Iranian Journalist Says She Feels ‘Safe’ After Reaching Israel

YERUSHALAYIM (AP/Hamodia) —

An Iranian blogger who wrote for an Israeli news website and who left her country for exile after threats of imprisonment arrived in Israel on Thursday, saying she feels “safe now” after finally reaching Israel.

Neda Amin spoke shortly after arrival in Israel at a joint press conference with David Horovitz, the founding editor of The Times of Israel, where her work has appeared and who helped bring her to the country.

Amin, 32, had been living in Turkey since 2014. She says she left Iran after being threatened with prison for writing material critical of the government in Tehran.

Turkish authorities recently told her she would be deported back to Iran and that she was in “such danger,” Amin added.

Horovitz, after hearing of Amin’s plight about two weeks ago — and feeling that his news site had an obligation to her because her writing for his website was “a factor in her life being in danger”— spoke to the relevant Israeli authorities to help her.

“Neda speaks a little English. It was enough for her to say to me, on the phone, ‘Mr. Horovitz, please save me.’

“I thought that there was a choice, which is to do nothing or to see if we can save her,” he added.

On Thursday, she told reporters, “I’m very happy. Israel (is) like my country. … I think it’s my country, and I think in my mind that I am safe now,” she said. “I was under such danger, and such a difficult life and persecutions, so at the end, the state of Israel provided me with this” opportunity.

Horovitz was careful to share the credit for her release with others who helped. “I wasn’t the only one acting on her behalf: The NGO UN Watch started a petition for her, and the Jerusalem Journalists Association wrote directly to Interior Minister Rabbi Aryeh Deri,” he said in a first-person account published on Thursday.

“What I do know is that very soon after I shared the details of Neda’s case, the Israeli authorities wheeled into action. Whatever checks needed to be made were evidently made. Whatever decisions needed to be taken were evidently taken.

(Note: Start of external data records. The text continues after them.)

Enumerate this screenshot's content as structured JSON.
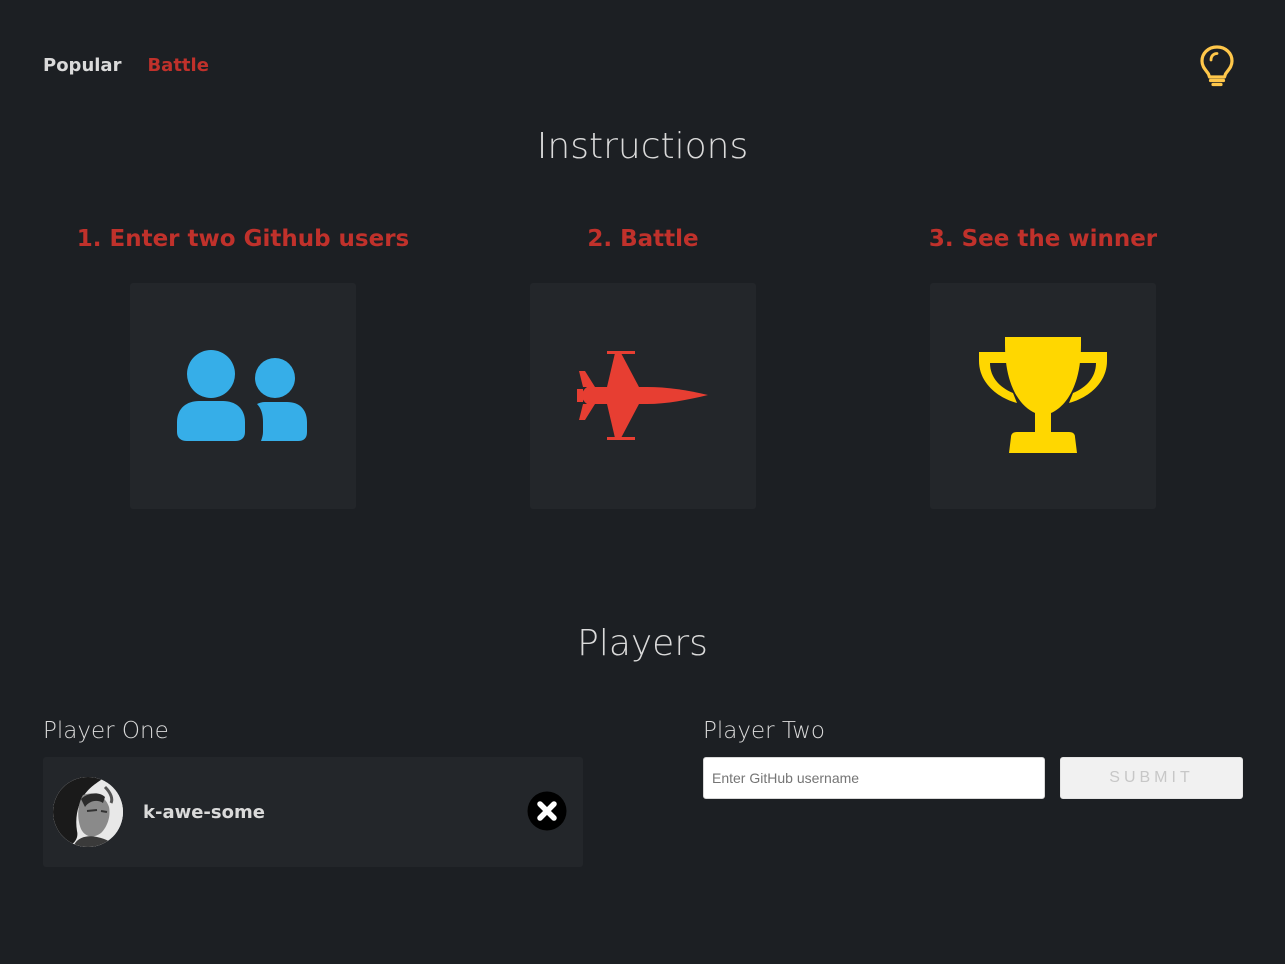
{
  "nav": {
    "popular_label": "Popular",
    "battle_label": "Battle",
    "theme_icon": "lightbulb-icon"
  },
  "instructions": {
    "title": "Instructions",
    "steps": [
      {
        "title": "1. Enter two Github users",
        "icon": "users-icon",
        "color": "#36aee8"
      },
      {
        "title": "2. Battle",
        "icon": "fighter-jet-icon",
        "color": "#e73e32"
      },
      {
        "title": "3. See the winner",
        "icon": "trophy-icon",
        "color": "#ffd700"
      }
    ]
  },
  "players": {
    "title": "Players",
    "player_one": {
      "label": "Player One",
      "username": "k-awe-some",
      "remove_icon": "close-circle-icon"
    },
    "player_two": {
      "label": "Player Two",
      "input_placeholder": "Enter GitHub username",
      "input_value": "",
      "submit_label": "SUBMIT"
    }
  },
  "colors": {
    "background": "#1c1f23",
    "card": "#23262a",
    "accent": "#c0312b",
    "text": "#dadada",
    "lightbulb": "#ffc74a"
  }
}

“At the Israeli consulate in Istanbul, Consul-General Shai Cohen and Yaffa Olivitski — who handles consular affairs — established contact with Neda, and went far out of their way to help. Paperwork was organized. And I was told that Neda was going to be allowed to fly to Israel, with an appropriate visa.”

The visa was obtained, but other paperwork required from the Turkish police for her departure was missing when she arrived at the airport for the flight to Tel Aviv. At the time the delay cropped up, her mobile phone ran out of power and she couldn’t update her contacts in Israel. She had disappeared from view without explanation, and it was rumored she had been arrested.

That was not the case, but it took time to finalize the paperwork. Two days later, she arrived in Israel.

Israeli Interior Ministry spokeswoman Sabine Haddad said Amin was currently in Israel on a tourist visa. Amin said at the press conference that she hopes she can stay in Israel.

Amin said most of her family in Iran has cut ties with her because her work appeared in Israeli media.